Nach von Gewalt überschatteten Protesten regierungskritischer Demonstranten und Demonstrantinnen in Kolumbien hat Außenministerin Claudia Blum ihren Posten geräumt. Das berichteten kolumbianische Medien gestern (Ortszeit).

Gründe für den Rücktritt wurden offiziell nicht bekanntgegeben, Berichte führten dafür unter anderem die Kritik an Blums Krisenmanagement an. Nachfolgerin wird demnach die stellvertretende Ministerin Adriana Mejia.

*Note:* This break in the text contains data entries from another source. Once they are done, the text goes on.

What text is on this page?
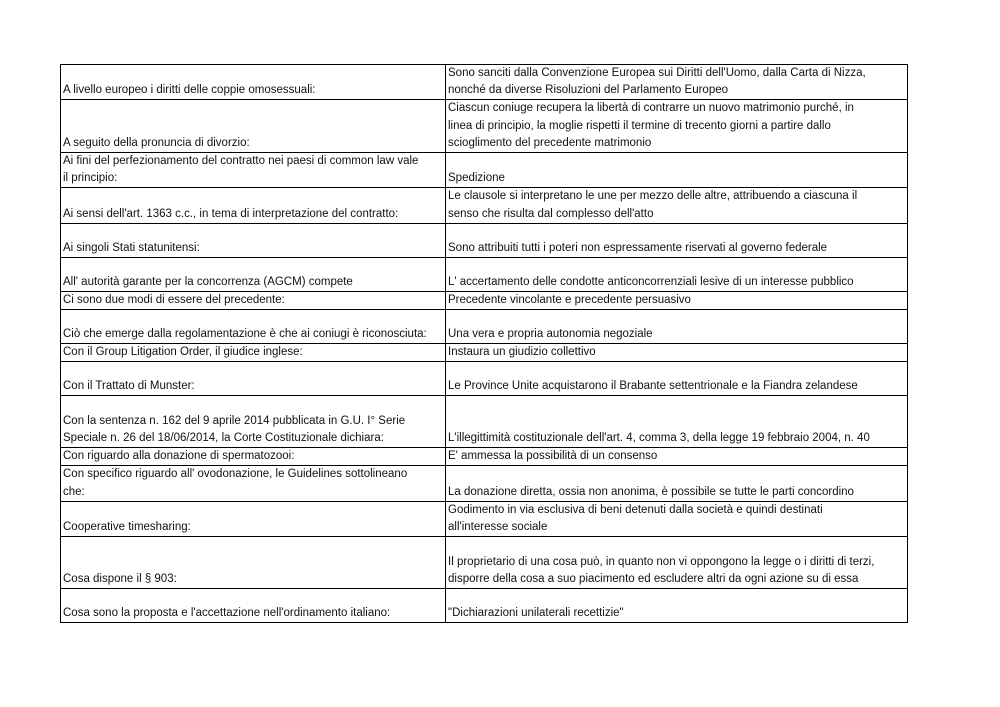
A livello europeo i diritti delle coppie omosessuali:	Sono sanciti dalla Convenzione Europea sui Diritti dell'Uomo, dalla Carta di Nizza,
nonché da diverse Risoluzioni del Parlamento Europeo
A seguito della pronuncia di divorzio:	Ciascun coniuge recupera la libertà di contrarre un nuovo matrimonio purché, in
linea di principio, la moglie rispetti il termine di trecento giorni a partire dallo
scioglimento del precedente matrimonio
Ai fini del perfezionamento del contratto nei paesi di common law vale
il principio:	Spedizione
Ai sensi dell'art. 1363 c.c., in tema di interpretazione del contratto:	Le clausole si interpretano le une per mezzo delle altre, attribuendo a ciascuna il
senso che risulta dal complesso dell'atto
Ai singoli Stati statunitensi:	Sono attribuiti tutti i poteri non espressamente riservati al governo federale
All' autorità garante per la concorrenza (AGCM) compete	L' accertamento delle condotte anticoncorrenziali lesive di un interesse pubblico
Ci sono due modi di essere del precedente:	Precedente vincolante e precedente persuasivo
Ciò che emerge dalla regolamentazione è che ai coniugi è riconosciuta:	Una vera e propria autonomia negoziale
Con il Group Litigation Order, il giudice inglese:	Instaura un giudizio collettivo
Con il Trattato di Munster:	Le Province Unite acquistarono il Brabante settentrionale e la Fiandra zelandese
Con la sentenza n. 162 del 9 aprile 2014 pubblicata in G.U. I° Serie
Speciale n. 26 del 18/06/2014, la Corte Costituzionale dichiara:	L'illegittimità costituzionale dell'art. 4, comma 3, della legge 19 febbraio 2004, n. 40
Con riguardo alla donazione di spermatozooi:	E' ammessa la possibilità di un consenso
Con specifico riguardo all' ovodonazione, le Guidelines sottolineano
che:	La donazione diretta, ossia non anonima, è possibile se tutte le parti concordino
Cooperative timesharing:	Godimento in via esclusiva di beni detenuti dalla società e quindi destinati
all'interesse sociale
Cosa dispone il § 903:	Il proprietario di una cosa può, in quanto non vi oppongono la legge o i diritti di terzi,
disporre della cosa a suo piacimento ed escludere altri da ogni azione su di essa
Cosa sono la proposta e l'accettazione nell'ordinamento italiano:	"Dichiarazioni unilaterali recettizie"
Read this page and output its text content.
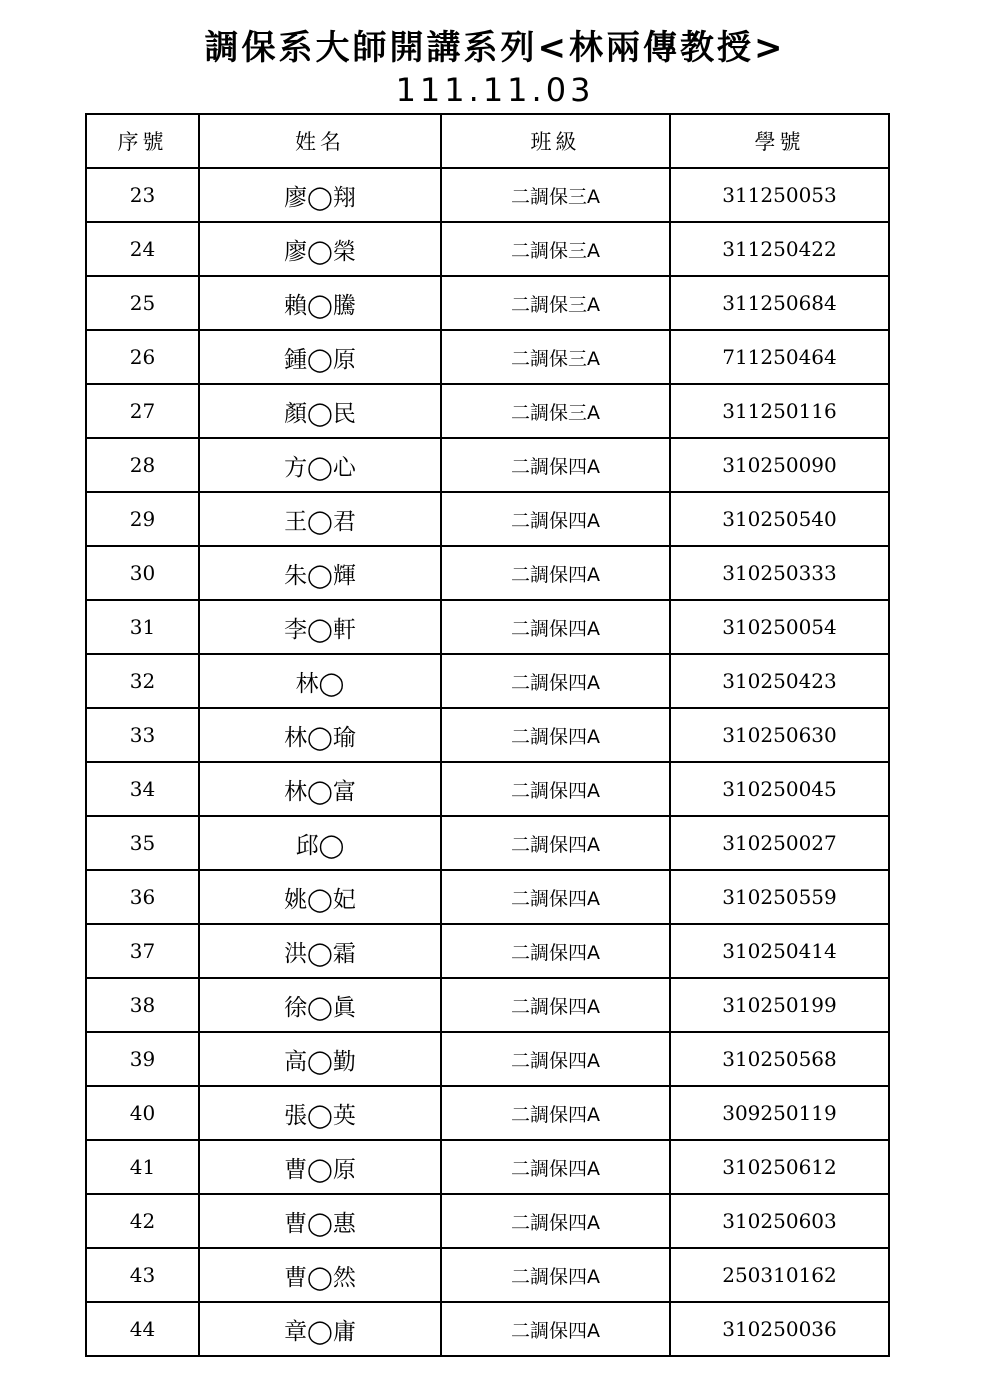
調保系大師開講系列<林兩傳教授>
111.11.03
序號	姓名	班級	學號
23	廖◯翔	二調保三A	311250053
24	廖◯榮	二調保三A	311250422
25	賴◯騰	二調保三A	311250684
26	鍾◯原	二調保三A	711250464
27	顏◯民	二調保三A	311250116
28	方◯心	二調保四A	310250090
29	王◯君	二調保四A	310250540
30	朱◯輝	二調保四A	310250333
31	李◯軒	二調保四A	310250054
32	林◯	二調保四A	310250423
33	林◯瑜	二調保四A	310250630
34	林◯富	二調保四A	310250045
35	邱◯	二調保四A	310250027
36	姚◯妃	二調保四A	310250559
37	洪◯霜	二調保四A	310250414
38	徐◯眞	二調保四A	310250199
39	高◯勤	二調保四A	310250568
40	張◯英	二調保四A	309250119
41	曹◯原	二調保四A	310250612
42	曹◯惠	二調保四A	310250603
43	曹◯然	二調保四A	250310162
44	章◯庸	二調保四A	310250036
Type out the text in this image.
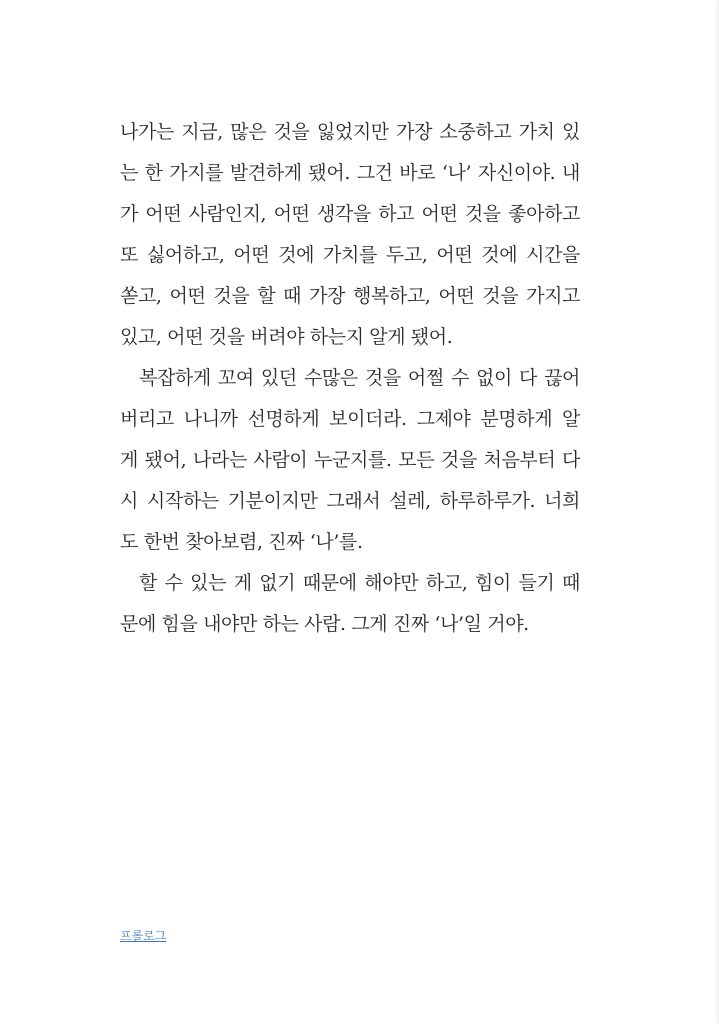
나가는 지금, 많은 것을 잃었지만 가장 소중하고 가치 있
는 한 가지를 발견하게 됐어. 그건 바로 ‘나’ 자신이야. 내
가 어떤 사람인지, 어떤 생각을 하고 어떤 것을 좋아하고
또 싫어하고, 어떤 것에 가치를 두고, 어떤 것에 시간을
쏟고, 어떤 것을 할 때 가장 행복하고, 어떤 것을 가지고
있고, 어떤 것을 버려야 하는지 알게 됐어.
복잡하게 꼬여 있던 수많은 것을 어쩔 수 없이 다 끊어
버리고 나니까 선명하게 보이더라. 그제야 분명하게 알
게 됐어, 나라는 사람이 누군지를. 모든 것을 처음부터 다
시 시작하는 기분이지만 그래서 설레, 하루하루가. 너희
도 한번 찾아보렴, 진짜 ‘나’를.
할 수 있는 게 없기 때문에 해야만 하고, 힘이 들기 때
문에 힘을 내야만 하는 사람. 그게 진짜 ‘나’일 거야.
프롤로그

Dutzende Tote, 168 Vermisste

Seit zwei Wochen ist es in Kolumbien zu zahlreichen Protesten gekommen, bei denen es auch zu Ausschreitungen kam. Mindestens 42 Menschen sind nach den jüngsten Angaben der nationalen Ombudsstelle während der Protesttage ums Leben gekommen, 168 Personen werden vermisst.

Proteste im kolumbischen Barranquilla
Reuters

Zunächst hatten die Menschen gegen eine umstrittene, inzwischen zurückgenommene Steuerreform demonstriert. Wirtschaftsminister Alberto Carrasquilla trat deshalb bereits zurück. Die meisten Demonstranten haben nun neue Ziele, wie den Widerstand gegen eine geplante Gesundheitsreform und den Einsatz für den brüchig gewordenen Friedensprozess mit der FARC-Guerilla.

Zugleich erlebt das über 50 Millionen Einwohnerinen und Einwohner zählende Land derzeit einen der schwersten Momente der Pandemie mit einer hohen Auslastung der Krankenhäuser. Mehr als drei Millionen Menschen haben sich mit dem Coronavirus infiziert, fast 80.000 Patienten sind im Zusammenhang mit Covid-19 gestorben.